Martim Gaspar, o genitor assassinado, aguardou-o no túmulo, arrastando-o para
as sombras infernais, onde passou a exercer pavorosa vingança... O desditoso
filho desencarnado sofreu terríveis humilhações e indescritíveis tormentos,
durante onze anos sucessivos, em cárceres de treva, até que, amparado por Mensageiros
de Jesus, que lhe promoveram o resgate, ingressou em nosso instituto, ao que
fui informado, em lamentável situação. Tendo entrado em sintonia com o genitor,
sequioso de vindita, através das brechas mentais do remorso e do arrependimento
tardio, foi hipnotizado por gênios perversos, que o fizeram sentir-se dominado
de chamas torturantes. Fixada a imaginação dele em semelhante quadro de
angústia, o próprio Martim nutria com o pensamento culposo as labaredas em que
se torturava sem consumir-se, até que foi convenientemente aliviado e socorrido
por nossos instrutores, através de recursos magnéticos que lhe sanaram o
doloroso desequilíbrio. Devotou-se, então, depois de melhorado, aos serviços
mais duros de nossa organização, conquistando com o tempo apreciáveis lauréis
que lhe valeram a volta à esfera humana, com o direito de iniciar o pagamento
da larga dívida em que se onerou, desavisado. Cultuando a prece com a renovação
do mundo íntimo, renasceu de espírito inclinado à fé religiosa, ardente e
operante, encontrando no Espiritismo com Jesus, ao influxo dos amigos
desencarnados que o assistem, precioso campo de fortalecimento moral e trabalho
digno, no qual tem sabido estender, com louvável aproveitamento das horas, o seu
raio de ação no estudo edificante e na caridade pura, atraindo em seu favor as
mais amplas simpatias, por parte de irmãos encarnados e desencarnados, que lhe
devem generosidade e carinho.
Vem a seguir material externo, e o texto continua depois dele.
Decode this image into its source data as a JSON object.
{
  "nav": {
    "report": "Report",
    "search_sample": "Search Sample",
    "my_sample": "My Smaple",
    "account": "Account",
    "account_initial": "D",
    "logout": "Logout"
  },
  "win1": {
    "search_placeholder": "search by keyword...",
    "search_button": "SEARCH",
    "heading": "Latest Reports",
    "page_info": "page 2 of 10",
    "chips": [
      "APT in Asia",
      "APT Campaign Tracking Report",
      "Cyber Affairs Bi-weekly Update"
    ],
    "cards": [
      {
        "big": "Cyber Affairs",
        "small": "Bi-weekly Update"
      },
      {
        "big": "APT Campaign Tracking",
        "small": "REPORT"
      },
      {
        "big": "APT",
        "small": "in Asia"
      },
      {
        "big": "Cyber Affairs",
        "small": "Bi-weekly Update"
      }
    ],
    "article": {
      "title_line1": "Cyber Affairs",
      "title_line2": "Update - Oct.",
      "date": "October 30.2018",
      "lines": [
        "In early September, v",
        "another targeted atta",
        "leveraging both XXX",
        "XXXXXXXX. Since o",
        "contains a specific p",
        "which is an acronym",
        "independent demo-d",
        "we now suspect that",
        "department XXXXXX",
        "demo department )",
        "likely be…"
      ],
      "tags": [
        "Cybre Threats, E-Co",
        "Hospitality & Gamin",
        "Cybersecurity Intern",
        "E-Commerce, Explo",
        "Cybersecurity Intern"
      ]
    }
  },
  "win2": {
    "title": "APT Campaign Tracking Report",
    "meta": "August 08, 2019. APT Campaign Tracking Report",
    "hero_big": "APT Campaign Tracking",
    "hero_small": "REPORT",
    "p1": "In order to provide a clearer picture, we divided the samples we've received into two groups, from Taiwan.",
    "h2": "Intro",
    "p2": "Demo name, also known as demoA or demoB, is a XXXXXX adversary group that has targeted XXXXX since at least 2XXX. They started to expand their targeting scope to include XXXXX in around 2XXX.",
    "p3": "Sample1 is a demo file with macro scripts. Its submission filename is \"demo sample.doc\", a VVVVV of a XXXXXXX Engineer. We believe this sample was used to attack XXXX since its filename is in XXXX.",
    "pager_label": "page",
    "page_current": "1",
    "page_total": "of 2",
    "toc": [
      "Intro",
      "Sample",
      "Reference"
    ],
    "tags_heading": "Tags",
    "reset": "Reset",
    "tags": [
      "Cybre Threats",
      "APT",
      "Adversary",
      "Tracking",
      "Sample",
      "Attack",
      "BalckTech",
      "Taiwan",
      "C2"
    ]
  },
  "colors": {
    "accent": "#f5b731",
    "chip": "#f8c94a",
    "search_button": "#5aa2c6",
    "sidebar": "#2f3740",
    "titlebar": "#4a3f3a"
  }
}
Atirado a imensas dificuldades materiais, desde
cedo cresceu órfão de pai, de vez que não valorizou no passado a ternura
paterna, lutando com extrema pobreza e com enfermidade constante... Custodiado,
porém, por benfeitores da nossa Mansão, foi conduzido a um templo espírita,
ainda muito jovem, onde, submetido a tratamento da epiderme esfogueada, entrou
no conhecimento de nossa Renovadora Doutrina... A leitura dos princípios
espíritas, ao sol do Evangelho do Senhor, constituiu para ele recordações naturais
dos ensinamentos assimilados em nossa casa, antes da reencarnação. Desde aí,
aceitou nobremente a responsabilidade de viver e buscou, acima de tudo, aplicar
a si próprio as diretrizes regeneradoras da fé que abraça. Disciplinou-se.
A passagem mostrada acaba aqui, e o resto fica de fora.